The contention that the conveyance was in effect an assignment for the benefit of creditors, and void because of the failure to record it in time, is without merit. The grantee in the deed was a judgment creditor, and he was liable as indorser or surety on a number of notes made by the grantor. The conveyance was subject to the payment of fixed liens on the real estate and to the payment of these notes and of other debts of the grantor within three years. Whether this limitation of time was in anticipation or postponement of payment does not appear. The deed is absolute on its face, and by it the grantor parted with his whole interest, legal and equitable, and no one but the grantee took any interest. It does not create a trust; and neither in the facts alleged in the bill nor in the writings, is there any indication of an intention to create a trust for anyone. The grantee extinguished the debt due him, and assumed a personal liability to apply the balance of the purchase money to the payment of liens against the property and certain other debts of his grantor. On the facts presented the case cannot be distinguished from York County Bank v. Carter, supra.
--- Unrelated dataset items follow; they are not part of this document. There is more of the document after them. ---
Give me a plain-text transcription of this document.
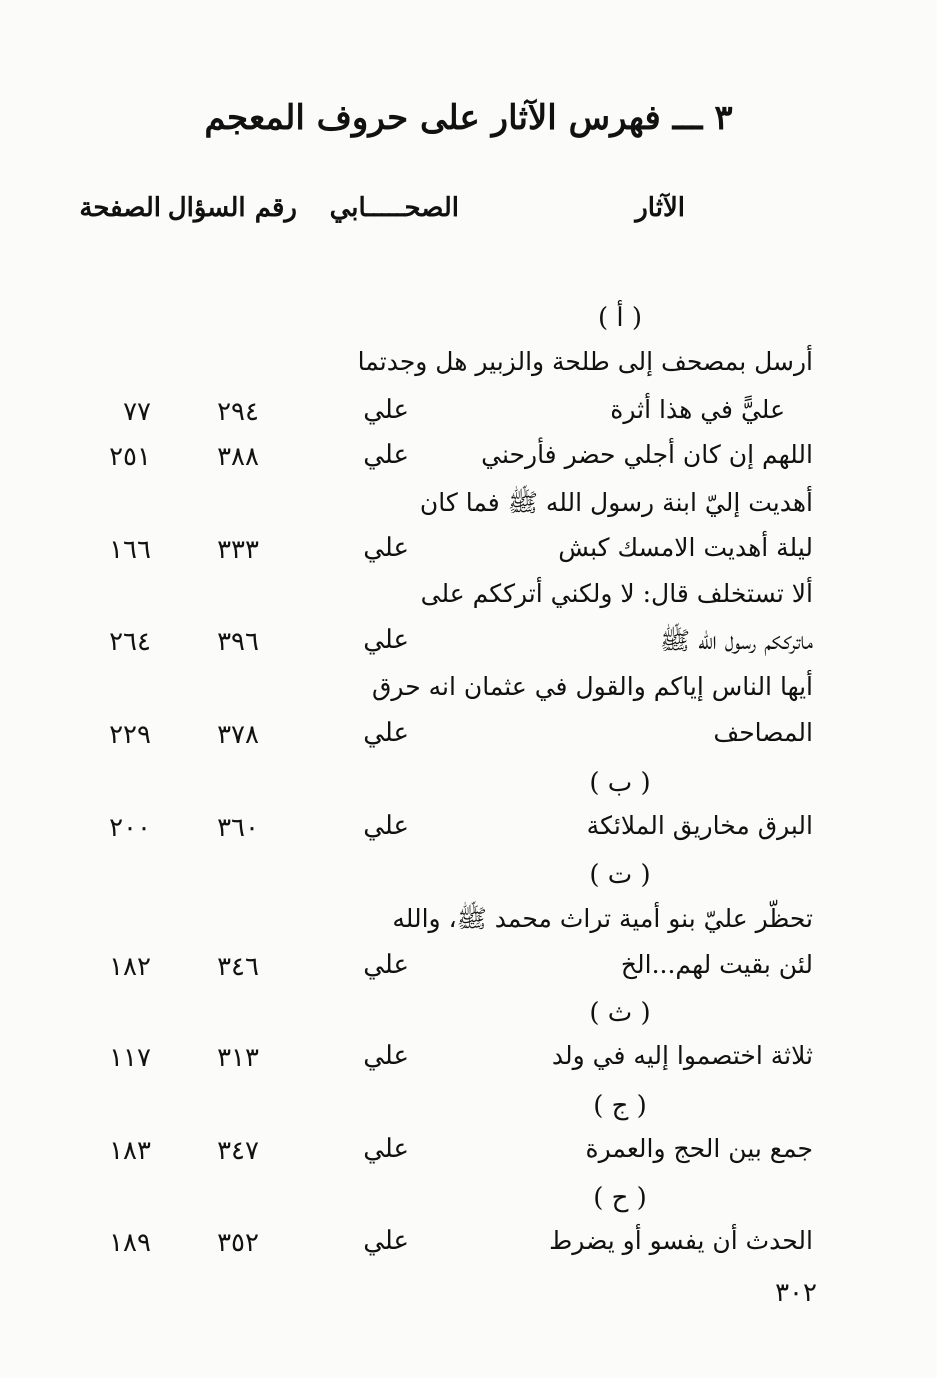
٣ ـــ فهرس الآثار على حروف المعجم
الآثار
الصحـــــابي
رقم السؤال
الصفحة
( أ )
أرسل بمصحف إلى طلحة والزبير هل وجدتما
عليًّ في هذا أثرة
علي
٢٩٤
٧٧
اللهم إن كان أجلي حضر فأرحني
علي
٣٨٨
٢٥١
أهديت إليّ ابنة رسول الله ﷺ فما كان
ليلة أهديت الامسك كبش
علي
٣٣٣
١٦٦
ألا تستخلف قال: لا ولكني أترككم على
ماترككم رسول الله ﷺ
علي
٣٩٦
٢٦٤
أيها الناس إياكم والقول في عثمان انه حرق
المصاحف
علي
٣٧٨
٢٢٩
( ب )
البرق مخاريق الملائكة
علي
٣٦٠
٢٠٠
( ت )
تحظّر عليّ بنو أمية تراث محمد ﷺ، والله
لئن بقيت لهم...الخ
علي
٣٤٦
١٨٢
( ث )
ثلاثة اختصموا إليه في ولد
علي
٣١٣
١١٧
( ج )
جمع بين الحج والعمرة
علي
٣٤٧
١٨٣
( ح )
الحدث أن يفسو أو يضرط
علي
٣٥٢
١٨٩
٣٠٢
As the plaintiffs are trustees in bankruptcy, the question of the validity of the conveyance under the bankruptcy acts arises. *196The deed was executed and delivered more than six months before a petition in bankruptcy was filed against E. A. Weaver, the grantor, but it was recorded only one month before. The transfer was preferential, and it would be voidable at the suit of the trustees if the petition in bankruptcy had been filed within four months of the delivery of the deed. Is it voidable, the petition having been filed within four months of the recording of the deed ? This question is to be determined by the construction of the act. If the limitation as to time, fixed by section 8 (b) within which a petition may be filed after an act of bankruptcy has been committed applies in proceedings to invalidate preferential transfers, the decree in this case is wrong. If in such proceedings the limitation is four months from the filing of the petition as fixed by section 60 (b) and by section 67 (e) the demurrer was properly sustained. The question is new and important, and has not been authoritatively decided. The only decision of a federal court which has been brought to our attention is the one on which the learned judge of the common pleas relied, In re Wright, 2 Am. Bankruptcy Rep. 364, decided by the district court for the northern district of Georgia, in which the validity of a mortgage executed and delivered by an insolvent debtor more than four months before the filing of a petition in bankruptcy, but not recorded within the statutory period, was upheld. This decision is approved in a learned note by Mr. Collier, in which the construction of the sections of the bankruptcy act relating to the subject is considered.
We see no reason which should lead us to doubt the correctness of the conclusion reached. The construction given is strict and literal, but apparently the only one of which the words of the act admit. If the spirit and policy of the act warrant a more liberal construction in order to make it effective, it should be left to the courts directly charged with its administration to take the initiative.
The decree is affirmed at the cost of the appellant.